Regime identification using time-series clustering and its application to strategy/security allocation
In this post, we discuss an approach to identify and analyze different market/correlation regimes extracted by clustering time-series data of the broad US ETF market. We present interesting visuals that analyze how markets in-general behaves in each cluster/regime, and use the insights obtained from the analysis to present a strategy selection/security selection model. The following sections detail the clustering methodology, results of time series clustering, (which includes broad market performance, analysis of correlation structure, network analysis for each cluster), and practical applications. The methodology used in this post is inspired by [1] to some extent.
Clustering Methodology
-
The initial dataset consists of the top 50 most traded ETFs from which inverse ETFs are excluded to give us a total of 47 ETFs, over the period 01-02-2013 to 01-21-2021. The 47 ETFs encompass all major asset classes like Equities, Fixed Income, Credit, Commodities and FX. However equities dominate the ETF universe, the list of ETFs can be found here
-
We then split the data into monthly blocks that gives us a total of 92 non-overlapping subsets (blocks), corresponding to 92 months. Where each block contains monthly price series for each of the 47 ETFs under consideration
-
We then convert the 92 non-overlapping blocks into denoised hierarchical correlation based distances. The process of creating such a correlation matrix can be briefly summaried below, and the distance metric applied on this matrix is the euclidean distance
-
The first step involves calculating the price returns and creating the denoised correlation matrix using the Constant Residual Eigenvalue Method, which fits the Marchenko-Pastur (M-P) distribution to calculate the maximum theoretical eigenvalue threshold of the original correlation matrix. This threshold is used to filter out noisy eigenvalues, and the denoised correlation matrix is generated from the filtered eigenvalues and eigenvectors.
-
The next step involves adding a hierarchical structure to the correlation matrix, this approach is inspired by “Hierarchical PCA and Applications to Portfolio Management: Marco Avellaneda”[2]. Where the correlation matrix is regenerated using the natural hierarchy extracted by agglomerative hierarchical ward clustering.
-
The figure below compares three different methods of generating correlation matrices, the first sub-plot is the regular Pearson’s correlation matrix, the second sub-plot represents the theory-implied correlation matrix from [3], and the last sub-plot (right) represents the hierarchical correlation matrix used in this post. As shown in the plot below the hierarchical correlation matrix has a more pronounced structure than the other two correlation matrices
-
-
-
A Hierarchical agglomerative ward clustering technique is applied to each correlation block, to create 92 different dendrograms. Each dendrogram belongs to a particular month, which can be treated as time-series data, which can be clustered agai.
-
We can now compare hierarchical clustering belonging to different time-stamps (months), based on Dendogrammatic similarity. We define dendrogram dis/similarity using cophenetic correlation distance. This can be computed by calculating the cophenetic distance vector for each dendrogram, and then computing a correlation matrix from these cophenetic distance vectors, called cophenetic correlation matrix. The figure below depicts the cophenetic correlation matrix computed from monthly dendrograms.
- We cluster the cophenetic correlation matrix again and cut off the dendrogram to extract 5 flat clusters where each cluster represents a different correlation regime. (5 clusters are chosen instead of the standard choice of 3 to increase the granularity of the results). After clustering different monthly blocks, each cluster is analyzed in detail by mapping them to market behavior and network analysis.

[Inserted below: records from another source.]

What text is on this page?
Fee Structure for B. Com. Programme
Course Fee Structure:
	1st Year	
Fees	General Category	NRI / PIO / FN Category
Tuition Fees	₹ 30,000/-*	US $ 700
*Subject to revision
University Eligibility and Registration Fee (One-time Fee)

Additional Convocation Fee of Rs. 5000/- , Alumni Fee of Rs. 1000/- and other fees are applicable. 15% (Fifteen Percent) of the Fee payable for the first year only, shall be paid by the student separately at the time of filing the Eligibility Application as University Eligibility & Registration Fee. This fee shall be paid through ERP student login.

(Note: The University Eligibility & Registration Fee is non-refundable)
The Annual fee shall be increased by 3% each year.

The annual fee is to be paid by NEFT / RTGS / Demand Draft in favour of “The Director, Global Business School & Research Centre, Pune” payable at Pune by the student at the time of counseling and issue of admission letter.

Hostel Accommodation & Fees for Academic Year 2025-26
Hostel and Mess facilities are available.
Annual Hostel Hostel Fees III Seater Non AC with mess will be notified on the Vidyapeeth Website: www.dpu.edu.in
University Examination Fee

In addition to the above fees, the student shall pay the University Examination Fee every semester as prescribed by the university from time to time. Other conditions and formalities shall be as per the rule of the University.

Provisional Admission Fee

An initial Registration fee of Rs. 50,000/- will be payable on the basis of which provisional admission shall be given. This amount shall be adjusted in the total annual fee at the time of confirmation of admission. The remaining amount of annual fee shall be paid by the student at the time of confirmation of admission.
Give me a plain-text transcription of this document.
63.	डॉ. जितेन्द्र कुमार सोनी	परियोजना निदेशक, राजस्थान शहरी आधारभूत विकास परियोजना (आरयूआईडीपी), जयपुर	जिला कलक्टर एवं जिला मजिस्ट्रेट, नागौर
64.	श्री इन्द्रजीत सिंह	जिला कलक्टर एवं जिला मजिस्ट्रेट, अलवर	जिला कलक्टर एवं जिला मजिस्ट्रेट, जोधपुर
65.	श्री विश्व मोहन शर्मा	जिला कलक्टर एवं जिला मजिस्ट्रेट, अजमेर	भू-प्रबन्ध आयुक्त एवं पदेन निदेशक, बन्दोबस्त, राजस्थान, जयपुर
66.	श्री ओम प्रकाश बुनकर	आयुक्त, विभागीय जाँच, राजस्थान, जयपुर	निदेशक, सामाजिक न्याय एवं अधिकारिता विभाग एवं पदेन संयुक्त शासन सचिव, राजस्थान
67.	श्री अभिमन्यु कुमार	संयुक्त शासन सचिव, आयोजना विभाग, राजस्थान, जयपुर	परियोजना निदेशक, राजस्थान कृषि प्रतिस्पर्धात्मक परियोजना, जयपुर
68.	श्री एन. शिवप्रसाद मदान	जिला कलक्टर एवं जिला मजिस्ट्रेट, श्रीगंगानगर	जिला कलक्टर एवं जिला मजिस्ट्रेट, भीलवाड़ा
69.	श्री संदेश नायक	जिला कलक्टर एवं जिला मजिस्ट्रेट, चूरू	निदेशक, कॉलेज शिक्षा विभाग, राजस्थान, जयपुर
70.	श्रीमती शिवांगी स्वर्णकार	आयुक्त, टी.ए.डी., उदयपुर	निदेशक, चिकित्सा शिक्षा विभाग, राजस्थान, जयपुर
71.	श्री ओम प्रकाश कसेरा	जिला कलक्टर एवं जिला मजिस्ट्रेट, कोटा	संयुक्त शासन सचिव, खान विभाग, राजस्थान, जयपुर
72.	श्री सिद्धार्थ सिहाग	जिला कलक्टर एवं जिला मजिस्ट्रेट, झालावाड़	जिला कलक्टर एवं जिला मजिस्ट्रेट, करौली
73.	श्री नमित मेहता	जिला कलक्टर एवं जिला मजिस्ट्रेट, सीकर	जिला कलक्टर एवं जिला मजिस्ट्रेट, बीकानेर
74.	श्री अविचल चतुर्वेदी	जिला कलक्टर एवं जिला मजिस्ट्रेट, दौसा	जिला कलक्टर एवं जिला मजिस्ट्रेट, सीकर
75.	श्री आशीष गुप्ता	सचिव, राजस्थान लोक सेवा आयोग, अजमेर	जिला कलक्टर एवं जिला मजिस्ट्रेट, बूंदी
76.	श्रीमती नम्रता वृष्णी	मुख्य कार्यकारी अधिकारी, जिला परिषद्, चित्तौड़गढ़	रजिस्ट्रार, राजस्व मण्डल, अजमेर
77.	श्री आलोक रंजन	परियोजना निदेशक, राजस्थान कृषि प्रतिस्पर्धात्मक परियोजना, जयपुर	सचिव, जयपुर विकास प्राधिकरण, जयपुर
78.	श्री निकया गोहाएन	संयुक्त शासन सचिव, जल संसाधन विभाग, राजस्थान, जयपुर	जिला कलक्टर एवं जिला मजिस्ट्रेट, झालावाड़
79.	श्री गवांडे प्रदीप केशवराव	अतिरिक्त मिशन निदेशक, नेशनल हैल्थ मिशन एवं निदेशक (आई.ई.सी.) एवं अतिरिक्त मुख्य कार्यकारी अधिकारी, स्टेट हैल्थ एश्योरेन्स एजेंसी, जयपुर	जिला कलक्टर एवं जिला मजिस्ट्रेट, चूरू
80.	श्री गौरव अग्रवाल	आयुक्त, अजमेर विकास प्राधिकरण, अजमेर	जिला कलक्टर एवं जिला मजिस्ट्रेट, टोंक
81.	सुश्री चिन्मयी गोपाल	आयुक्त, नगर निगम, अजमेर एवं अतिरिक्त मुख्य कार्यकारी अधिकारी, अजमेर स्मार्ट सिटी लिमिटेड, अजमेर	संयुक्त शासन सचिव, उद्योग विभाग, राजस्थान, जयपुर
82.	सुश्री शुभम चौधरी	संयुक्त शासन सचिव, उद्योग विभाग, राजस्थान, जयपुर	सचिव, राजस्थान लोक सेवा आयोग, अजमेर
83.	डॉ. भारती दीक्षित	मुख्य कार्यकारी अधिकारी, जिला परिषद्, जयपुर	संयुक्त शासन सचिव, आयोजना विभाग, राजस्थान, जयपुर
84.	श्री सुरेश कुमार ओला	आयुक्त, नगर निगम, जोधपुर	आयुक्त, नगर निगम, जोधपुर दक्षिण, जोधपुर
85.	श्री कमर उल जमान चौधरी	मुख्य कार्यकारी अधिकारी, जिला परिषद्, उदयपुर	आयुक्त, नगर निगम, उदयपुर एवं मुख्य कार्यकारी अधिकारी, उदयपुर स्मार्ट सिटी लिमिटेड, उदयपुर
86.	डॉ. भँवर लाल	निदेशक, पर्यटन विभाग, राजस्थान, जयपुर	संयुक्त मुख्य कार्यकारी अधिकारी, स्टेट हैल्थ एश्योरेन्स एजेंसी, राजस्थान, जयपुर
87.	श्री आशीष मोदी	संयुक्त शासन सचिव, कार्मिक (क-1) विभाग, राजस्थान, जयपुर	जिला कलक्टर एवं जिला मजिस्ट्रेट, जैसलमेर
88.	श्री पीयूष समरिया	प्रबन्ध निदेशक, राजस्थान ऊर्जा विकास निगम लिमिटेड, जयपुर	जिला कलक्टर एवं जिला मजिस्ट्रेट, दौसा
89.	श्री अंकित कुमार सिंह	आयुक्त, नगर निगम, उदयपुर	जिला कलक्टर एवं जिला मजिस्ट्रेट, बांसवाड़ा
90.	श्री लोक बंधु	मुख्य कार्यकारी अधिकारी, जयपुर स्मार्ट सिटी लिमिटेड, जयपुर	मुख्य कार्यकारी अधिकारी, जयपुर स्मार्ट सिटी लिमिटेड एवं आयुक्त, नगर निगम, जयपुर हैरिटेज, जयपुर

## Results The results analyzed in this section describe how the markets behave in each correlation regime, how correlation structure behaves in different clusters, and perform network analysis for each cluster
Cluster Regimes vs VIX Index
One of the most rudimentary indicator of the market regime is the VIX Index. Generally, during stressful market periods, the VIX index tends to rally and is subdued when there’s a low risk of an adverse market event. To analyze the interaction between different clusters (regimes) and the VIX index, we plot the cluster labels for every month (corresponding to monthly dendrograms) against the VIX index, as shown below.
Based on quick visual analysis we can see that
-
Cluster 1 generally indicates period elevated VIX levels, whereas clusters 3, and 5 indicated subdued VIX levels. Cluster 2 also indicates a period of high VIX index to some extent.
-
The clusters are generally sticky/persistent, i.e. cluster labels generally do not change every month, and periods of high/low volatility regimes generally have the same cluster labels that span a few months. For example, the volatility spike (cluster label 1) at the beginning of the covid crisis spanned from Jan 2020 to May 2020, and low volatility observed (cluster label 5) just before the volmageddon event of Feb 2018 spanned from Sep 2017 to Dec 2017.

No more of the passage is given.